Call it the sameness premise: In a properly run society, people of all human groupings will have similar life outcomes. Individuals might have differences in abilities, the orthodoxy (usually) acknowledges, but groups do not have inborn differences in the distributions of those abilities, except for undeniable ones such as height, upper body strength, and skin color. Inside the cranium, all groups are the same. (emphasis mine)
(replaced repeated quote 3:45 1/28)
It’s true, of course, that one can get in trouble for announcing that biology plays a role in differences between groups of people, but I think Murray gets the reason wrong. It isn’t about individuals and groups, that somehow you can get away with saying that biology determines the behaviors of individuals, but get in hot water if you say the same thing about groups. My whole career, dating from my first serious paper about genetics in 1991, I have argued that groups are just collections of individuals, and the same scientific explanations of why individual people act as they do necessarily apply to the average behaviors of groups of people. If individual women are compelled by their biology to prefer social work over engineering, then so it will be for women in general, and there is no way for anything– social or biological– to have an effect on groups of women, other than by affecting one woman at a time.
So why is it that no one will ask you out to lunch at the faculty club if you announce that poor people as a group are poor because they have genes that make them poor? It is because you have misunderstood the nature of the relationship between genetic and behavioral differences. We have recently been reminded that income is heritable. Everything is heritable. But what does the heritability of income mean about the explanation of why some people are poor and some people are rich? Here is what it doesn’t mean: It doesn’t mean that there exist genes which, if you are unlucky enough to possess them, guarantee that you are going to be poor, or even predispose you to be poor in any kind of deterministic causal sense. My point of view in a nutshell: Quantitative heritability (and, as we will see when we get into sex and gender, biological differences more generally) does not imply genetic determinism.

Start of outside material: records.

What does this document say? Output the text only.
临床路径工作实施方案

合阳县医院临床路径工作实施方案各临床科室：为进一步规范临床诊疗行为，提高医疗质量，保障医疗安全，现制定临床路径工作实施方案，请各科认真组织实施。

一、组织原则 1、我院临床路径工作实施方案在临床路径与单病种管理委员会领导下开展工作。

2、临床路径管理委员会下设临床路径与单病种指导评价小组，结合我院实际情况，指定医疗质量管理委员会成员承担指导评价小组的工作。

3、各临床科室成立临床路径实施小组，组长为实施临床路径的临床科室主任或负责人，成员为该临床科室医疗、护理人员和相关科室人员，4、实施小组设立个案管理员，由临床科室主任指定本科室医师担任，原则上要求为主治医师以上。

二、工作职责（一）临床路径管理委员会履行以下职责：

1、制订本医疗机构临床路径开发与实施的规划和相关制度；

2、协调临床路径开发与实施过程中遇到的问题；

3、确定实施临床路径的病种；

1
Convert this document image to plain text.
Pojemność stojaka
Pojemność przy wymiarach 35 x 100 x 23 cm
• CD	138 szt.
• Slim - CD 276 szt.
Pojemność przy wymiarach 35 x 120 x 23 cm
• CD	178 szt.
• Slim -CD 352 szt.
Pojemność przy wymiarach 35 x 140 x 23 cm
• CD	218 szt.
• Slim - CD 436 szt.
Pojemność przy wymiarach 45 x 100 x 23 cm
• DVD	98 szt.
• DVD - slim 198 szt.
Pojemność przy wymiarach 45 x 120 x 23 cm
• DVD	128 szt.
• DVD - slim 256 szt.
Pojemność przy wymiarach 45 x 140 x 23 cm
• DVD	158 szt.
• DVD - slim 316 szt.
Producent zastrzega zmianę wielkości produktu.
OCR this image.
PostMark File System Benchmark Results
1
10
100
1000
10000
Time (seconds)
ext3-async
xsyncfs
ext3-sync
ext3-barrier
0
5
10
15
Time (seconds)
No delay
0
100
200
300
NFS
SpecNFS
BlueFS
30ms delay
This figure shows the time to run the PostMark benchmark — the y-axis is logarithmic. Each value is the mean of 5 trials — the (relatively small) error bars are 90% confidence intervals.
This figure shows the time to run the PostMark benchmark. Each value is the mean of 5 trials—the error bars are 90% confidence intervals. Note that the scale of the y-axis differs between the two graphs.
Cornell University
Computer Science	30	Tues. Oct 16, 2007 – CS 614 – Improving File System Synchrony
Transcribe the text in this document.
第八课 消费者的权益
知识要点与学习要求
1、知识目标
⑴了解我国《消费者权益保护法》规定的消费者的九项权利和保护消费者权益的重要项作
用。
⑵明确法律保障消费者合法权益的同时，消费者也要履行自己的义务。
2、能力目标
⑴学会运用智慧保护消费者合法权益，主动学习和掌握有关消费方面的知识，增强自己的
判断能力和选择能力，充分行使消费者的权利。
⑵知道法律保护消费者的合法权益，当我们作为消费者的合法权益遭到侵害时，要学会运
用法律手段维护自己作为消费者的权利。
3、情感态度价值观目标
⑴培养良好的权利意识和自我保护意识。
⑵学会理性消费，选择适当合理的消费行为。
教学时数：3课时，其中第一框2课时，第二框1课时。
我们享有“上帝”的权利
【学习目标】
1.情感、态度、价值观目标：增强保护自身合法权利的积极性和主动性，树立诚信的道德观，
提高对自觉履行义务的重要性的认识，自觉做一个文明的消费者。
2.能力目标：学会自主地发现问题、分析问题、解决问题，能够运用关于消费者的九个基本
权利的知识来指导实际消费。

So the reason you get ostracized when you announce that some group has low test scores because of their genetic inferiority is not because you are being discriminated against for having the courage to take what everyone knows is true for individuals and apply it to groups; it is because you are misinterpreting what it means that IQ is heritable in the first place. It would be just as wrong to say that your SAT scores are higher than mine because you have genes that make them higher.
So the endless whining on Twitter about the poor oppressed proponents of the HBD movement is not about group differences, it is about genetic determinism. Almost all modern behavioral scientists are fine with the idea that genetics and biology have to be taken into account in understanding human behavior. Most of those same scientists, however, are wise enough about what they are doing to know that the current state of the science does not permit us to derive behavior from biology; some of us, and here there is room for disagreement, believe that it will never be possible to do so, and that the inexorable progress of science offers no easy way out.